Run away from the towns and cities. Go out into the wide, open spaces in the lap of nature. When you take it all in – the unending horizon, the whispering wind, the swaying trees, the gliding clouds, the moving sun or moon – you find that it’s all a dance! If you just ‘let go’ for some time, you will feel that everything is constantly celebrating life, dancing around you.
Deep inside you, something stirs – a dance awakens. And you want to dance with the wind and the trees and the clouds and the sun. It all becomes sacred. Not to be happy is to be ungrateful to existence. So, you just let go and dance in thankfulness to nature, to the Supreme Being that you are alive to experience this.
The same feeling comes to you during or after an active meditation. When you have exhausted your body with vigorous movement and can take it no more, you become still and let it all settle down. The mind stops for a time. Then peace descends upon you. You lose count of time and go on floating into the beyond. You do not want this to end – ever. But it does and then you want to celebrate and by itself the body breaks into a graceful dance.
In ancient India, this dance was represented as the Nataraj – when Lord Shiva became the Grandmaster of Dance. This nataraj pose, where Shiva’s left leg is raised at an angle and his four arms take on different gestures, is the defining portrayal of almost all Indian dance performances down the centuries. Each mudra or gesture has a deep meaning and is well-worth understanding and following.
Throughout the centuries, mystics have been dancing in this ecstasy. The so-called normal people who live by their heads cannot understand this: “Why is Mira, the total devotee of Lord Krishna, suddenly dancing?”

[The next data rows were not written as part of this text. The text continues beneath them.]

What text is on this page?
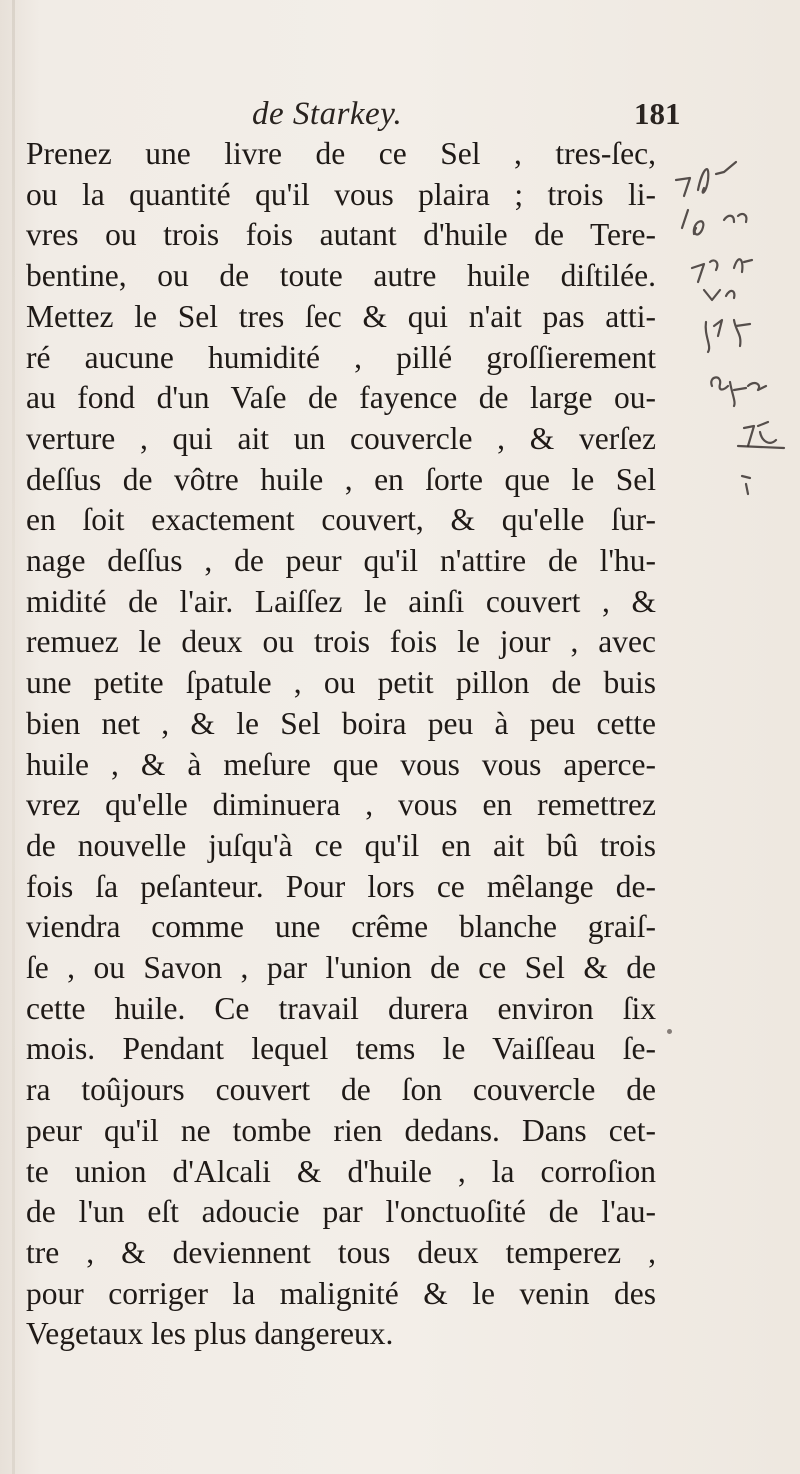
de Starkey.	181
Prenez une livre de ce Sel , tres-ſec,
ou la quantité qu'il vous plaira ; trois li-
vres ou trois fois autant d'huile de Tere-
bentine, ou de toute autre huile diſtilée.
Mettez le Sel tres ſec & qui n'ait pas atti-
ré aucune humidité , pillé groſſierement
au fond d'un Vaſe de fayence de large ou-
verture , qui ait un couvercle , & verſez
deſſus de vôtre huile , en ſorte que le Sel
en ſoit exactement couvert, & qu'elle ſur-
nage deſſus , de peur qu'il n'attire de l'hu-
midité de l'air. Laiſſez le ainſi couvert , &
remuez le deux ou trois fois le jour , avec
une petite ſpatule , ou petit pillon de buis
bien net , & le Sel boira peu à peu cette
huile , & à meſure que vous vous aperce-
vrez qu'elle diminuera , vous en remettrez
de nouvelle juſqu'à ce qu'il en ait bû trois
fois ſa peſanteur. Pour lors ce mêlange de-
viendra comme une crême blanche graiſ-
ſe , ou Savon , par l'union de ce Sel & de
cette huile. Ce travail durera environ ſix
mois. Pendant lequel tems le Vaiſſeau ſe-
ra toûjours couvert de ſon couvercle de
peur qu'il ne tombe rien dedans. Dans cet-
te union d'Alcali & d'huile , la corroſion
de l'un eſt adoucie par l'onctuoſité de l'au-
tre , & deviennent tous deux temperez ,
pour corriger la malignité & le venin des
Vegetaux les plus dangereux.
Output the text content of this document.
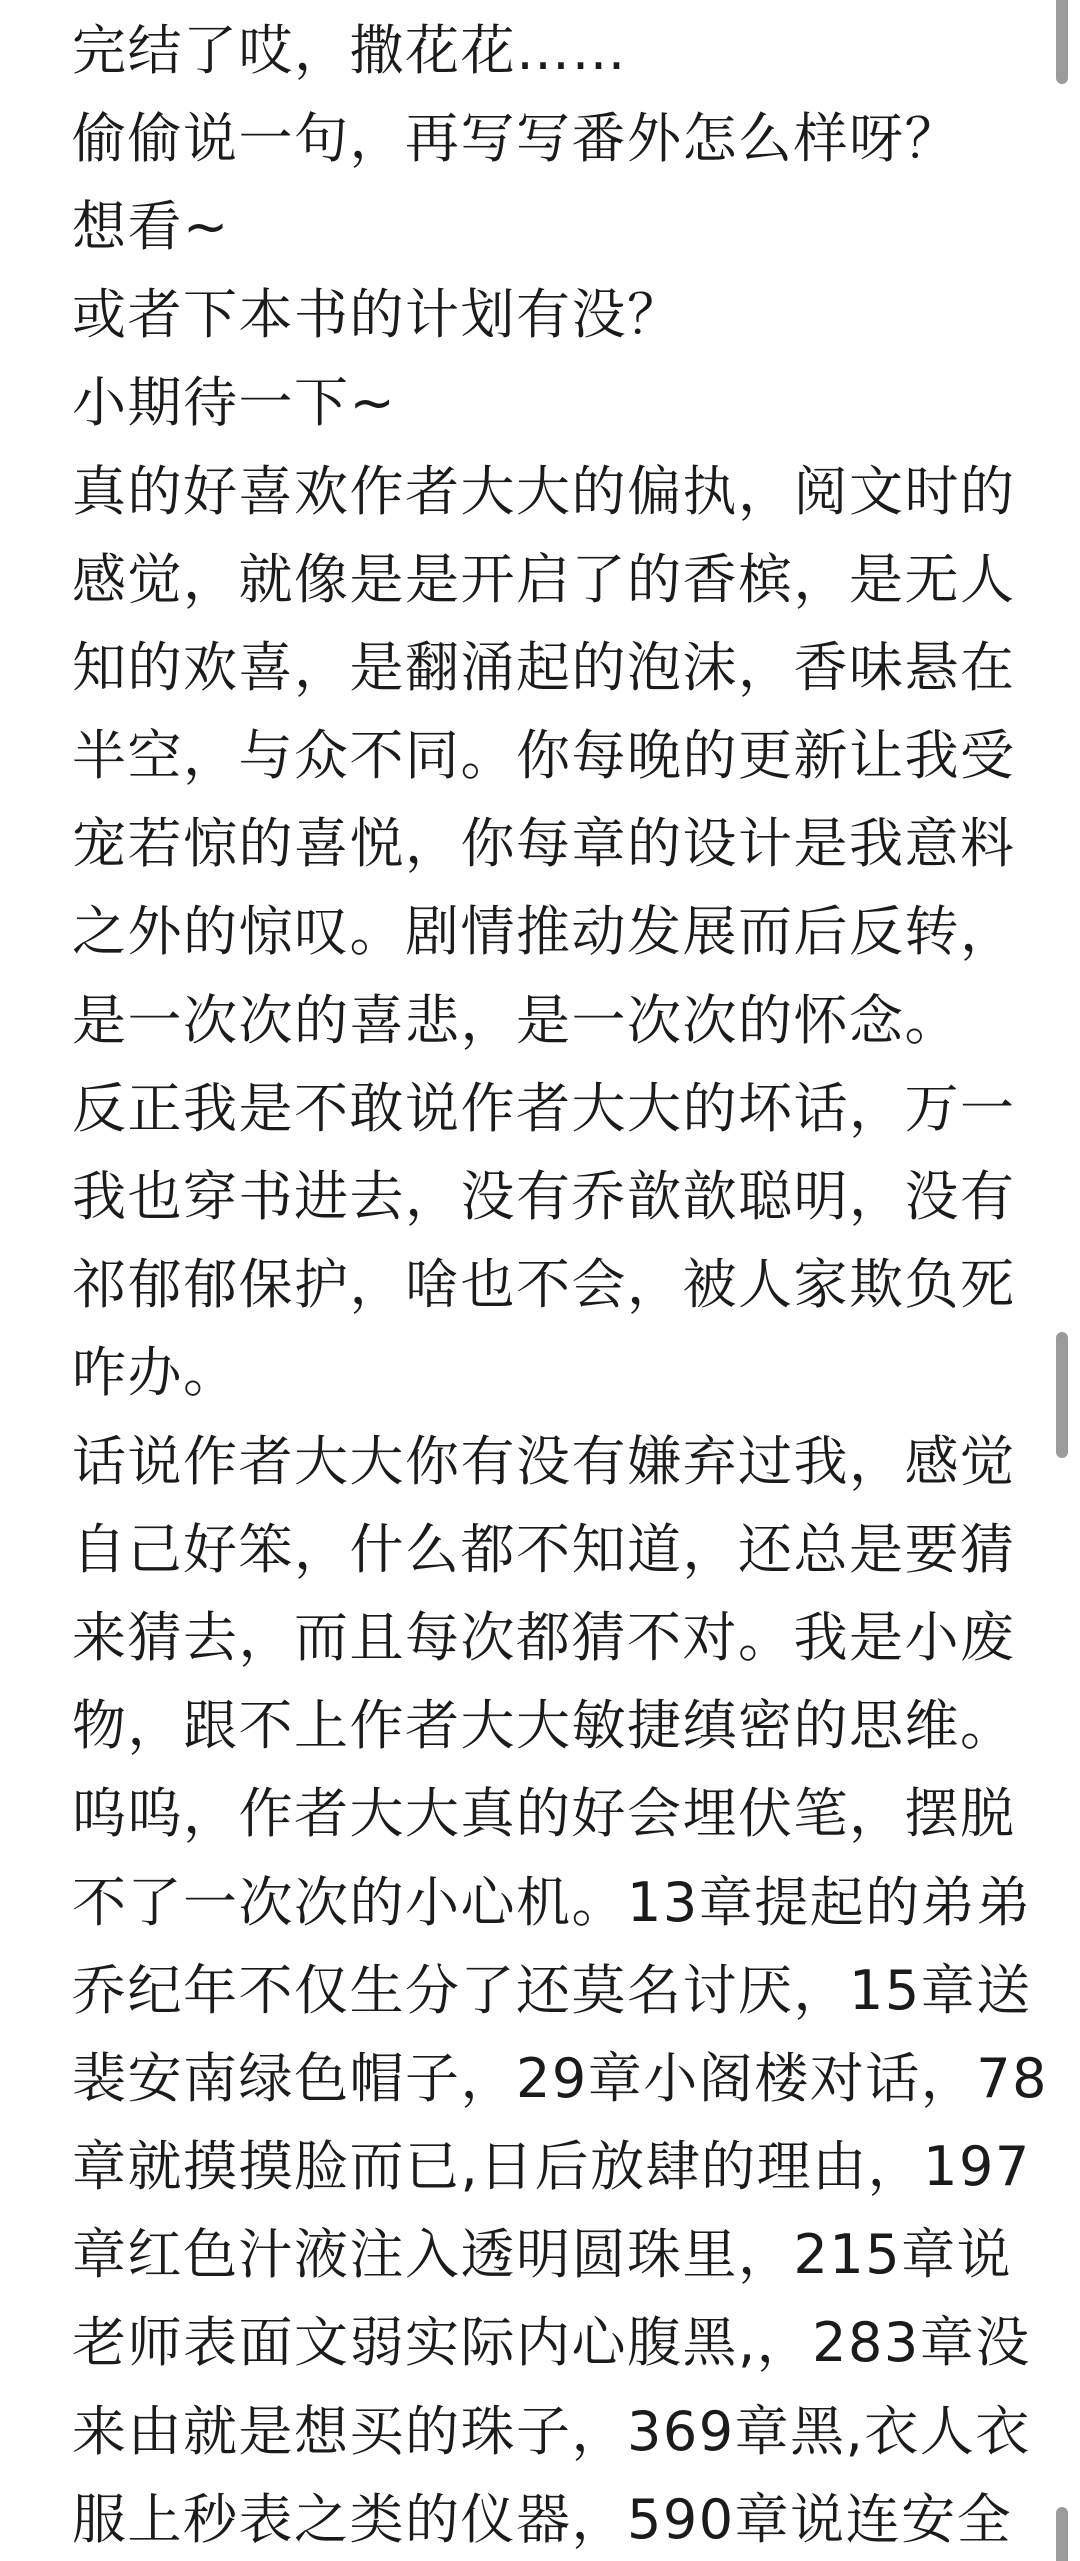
完结了哎，撒花花……
偷偷说一句，再写写番外怎么样呀？
想看~
或者下本书的计划有没？
小期待一下~
真的好喜欢作者大大的偏执，阅文时的
感觉，就像是是开启了的香槟，是无人
知的欢喜，是翻涌起的泡沫，香味悬在
半空，与众不同。你每晚的更新让我受
宠若惊的喜悦，你每章的设计是我意料
之外的惊叹。剧情推动发展而后反转，
是一次次的喜悲，是一次次的怀念。
反正我是不敢说作者大大的坏话，万一
我也穿书进去，没有乔歆歆聪明，没有
祁郁郁保护，啥也不会，被人家欺负死
咋办。
话说作者大大你有没有嫌弃过我，感觉
自己好笨，什么都不知道，还总是要猜
来猜去，而且每次都猜不对。我是小废
物，跟不上作者大大敏捷缜密的思维。
呜呜，作者大大真的好会埋伏笔，摆脱
不了一次次的小心机。13章提起的弟弟
乔纪年不仅生分了还莫名讨厌，15章送
裴安南绿色帽子，29章小阁楼对话，78
章就摸摸脸而已,日后放肆的理由，197
章红色汁液注入透明圆珠里，215章说
老师表面文弱实际内心腹黑,，283章没
来由就是想买的珠子，369章黑,衣人衣
服上秒表之类的仪器，590章说连安全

The Sufis dance. They get so drunk with their whirling that they can go on dancing for hours – as if in a trance. The Emperor of the Sufis, Jalaludin Rumi, whirled non-stop for 36 hours, it is said. Then he fell face downwards and woke up as a new man. While whirling, all Sufis are totally aware, alert and very focussed as they whirl on a single spot. Throughout the Middle East, North Africa and North India, the Sufis sing and dance when they cannot hold their elation any longer.
The Baul Mystics of Bengal dance. They sing and dance in West India to express their bliss. They dance on their own, all by themselves, full of the juice of meditation.
Then there was George Gurdjieff, the Russian Mystic Master, who lived around 50 years ago. From North Africa, the Middle East to Afghanistan, he searched and, influenced by the Sufi dancers, he devised his special dances known as Gurdjieff dances as a centrepiece of meditation.
Ultimately, Osho incorporated all these dancing techniques into the meditations he created. The most important of them is called – no wonder – Nataraj. Osho’s other major meditations revolve or end with dance to celebrate life.
With these techniques, Osho enables us to experience the joy, the bliss, the ecstasy of dance to reach the unreachable, know the unknowable. Except man, the whole of existence is dancing. Come, become a pagan, a Meera, a Sufi, a Baul, a Gurdjieff and dance your way to God.